This week we learn special verses. They are traditionally the first verses which are taught to Jewish children when they begin learning the Torah. Why do we begin our Torah study, which will hopefully stretch afterwards over our entire lives, with the first few verses of Vayikra? The secret lies in these verses' plain textual meaning.
The end of the book of Shemot explains when the Mishkan was first completed, nobody, not even Moshe, was able to enter it. The first verses of the book of Vayikra relate how Moshe was called to break through the divine barrier around the Mishkan and come into G-d's presence. Since that day, the process of learning the Torah is the process of answering G-d's call. It is the process, in the most literal way possible, of connecting with the divine. "If they are not prophets, then they are at least the children of prophets," relates the Talmud, about the Jewish people as a whole.

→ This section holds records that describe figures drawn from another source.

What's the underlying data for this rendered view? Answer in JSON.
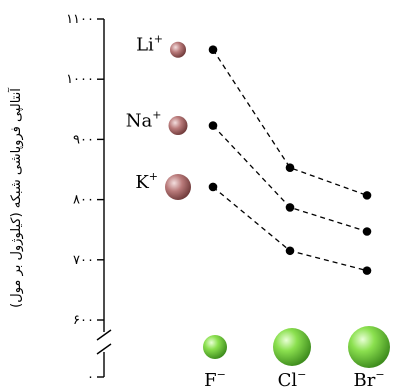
{
  "chart_data": {
    "type": "line",
    "ylabel": "آنتالپی فروپاشی شبکه (کیلوژول بر مول)",
    "yticks": [
      {
        "value": 0,
        "label": "۰"
      },
      {
        "value": 600,
        "label": "۶۰۰"
      },
      {
        "value": 700,
        "label": "۷۰۰"
      },
      {
        "value": 800,
        "label": "۸۰۰"
      },
      {
        "value": 900,
        "label": "۹۰۰"
      },
      {
        "value": 1000,
        "label": "۱۰۰۰"
      },
      {
        "value": 1100,
        "label": "۱۱۰۰"
      }
    ],
    "ylim": [
      600,
      1100
    ],
    "axis_break": true,
    "categories": [
      {
        "symbol": "F",
        "charge": "−",
        "ball_color": "#6fcf4a"
      },
      {
        "symbol": "Cl",
        "charge": "−",
        "ball_color": "#6fcf4a"
      },
      {
        "symbol": "Br",
        "charge": "−",
        "ball_color": "#6fcf4a"
      }
    ],
    "series": [
      {
        "symbol": "Li",
        "charge": "+",
        "ball_color": "#b06f6f",
        "values": [
          1049,
          853,
          807
        ]
      },
      {
        "symbol": "Na",
        "charge": "+",
        "ball_color": "#b06f6f",
        "values": [
          923,
          787,
          747
        ]
      },
      {
        "symbol": "K",
        "charge": "+",
        "ball_color": "#b06f6f",
        "values": [
          821,
          715,
          682
        ]
      }
    ]
  }
}
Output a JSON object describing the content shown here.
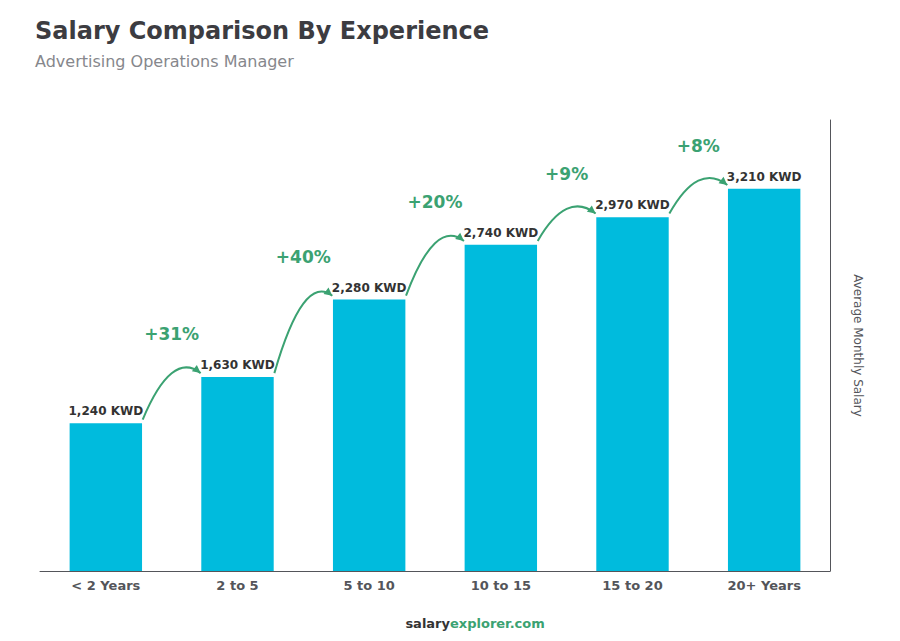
{
  "chart_data": {
    "type": "bar",
    "title": "Salary Comparison By Experience",
    "subtitle": "Advertising Operations Manager",
    "ylabel": "Average Monthly Salary",
    "categories": [
      "< 2 Years",
      "2 to 5",
      "5 to 10",
      "10 to 15",
      "15 to 20",
      "20+ Years"
    ],
    "values": [
      1240,
      1630,
      2280,
      2740,
      2970,
      3210
    ],
    "value_labels": [
      "1,240 KWD",
      "1,630 KWD",
      "2,280 KWD",
      "2,740 KWD",
      "2,970 KWD",
      "3,210 KWD"
    ],
    "data_labels": true,
    "annotations": [
      "+31%",
      "+40%",
      "+20%",
      "+9%",
      "+8%"
    ],
    "footer": [
      "salary",
      "explorer.com"
    ],
    "color": "#00bbdd",
    "ylim": [
      0,
      3787.8
    ],
    "grid": false,
    "tick_labels": "x"
  }
}
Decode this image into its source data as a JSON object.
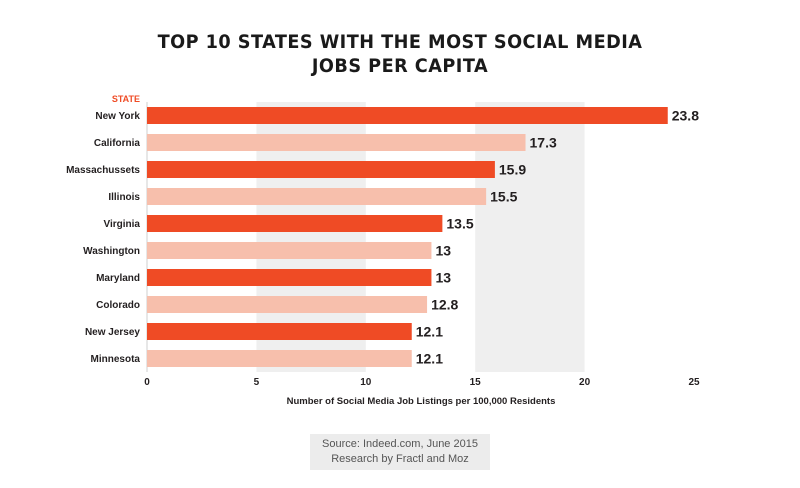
{
  "title_line1": "TOP 10 STATES WITH THE MOST SOCIAL MEDIA",
  "title_line2": "JOBS PER CAPITA",
  "source_line1": "Source: Indeed.com, June 2015",
  "source_line2": "Research by Fractl and Moz",
  "colors": {
    "dark": "#ef4b25",
    "light": "#f7bfac",
    "band": "#efefef",
    "axis_label": "#ef4b25"
  },
  "chart_data": {
    "type": "bar",
    "orientation": "horizontal",
    "title": "TOP 10 STATES WITH THE MOST SOCIAL MEDIA JOBS PER CAPITA",
    "ylabel": "STATE",
    "xlabel": "Number of Social Media Job Listings per 100,000 Residents",
    "categories": [
      "New York",
      "California",
      "Massachussets",
      "Illinois",
      "Virginia",
      "Washington",
      "Maryland",
      "Colorado",
      "New Jersey",
      "Minnesota"
    ],
    "values": [
      23.8,
      17.3,
      15.9,
      15.5,
      13.5,
      13,
      13,
      12.8,
      12.1,
      12.1
    ],
    "value_labels": [
      "23.8",
      "17.3",
      "15.9",
      "15.5",
      "13.5",
      "13",
      "13",
      "12.8",
      "12.1",
      "12.1"
    ],
    "xlim": [
      0,
      25
    ],
    "xticks": [
      0,
      5,
      10,
      15,
      20,
      25
    ],
    "alternating_band_background": true
  }
}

As we learn Hashem's Torah, we can feel Him speaking to us, we can feel His presence, and hear the sound of His voice.
No festival relates this idea more strongly than Purim. The Megillah tells that, "the Jews established and accepted upon themselves and upon their children after them to observe these days of Purim." Our Rabbis explain that, "they accepted on high (in the heavenly court) what was established below." The Jews in the time of Mordechai and Esther were able to tap into the divine spirit which animated them, and understand that a new festival was needed, for all time. In our day, when we celebrate Purim, we reconnect, as did the Jews of Persia, to the invitation made to Moshe, and to all the rest of the Jewish people so long ago, to approach the Mishkan, to connect with the divine, and to take our place in the covenantal prophetic chain of Jewish history.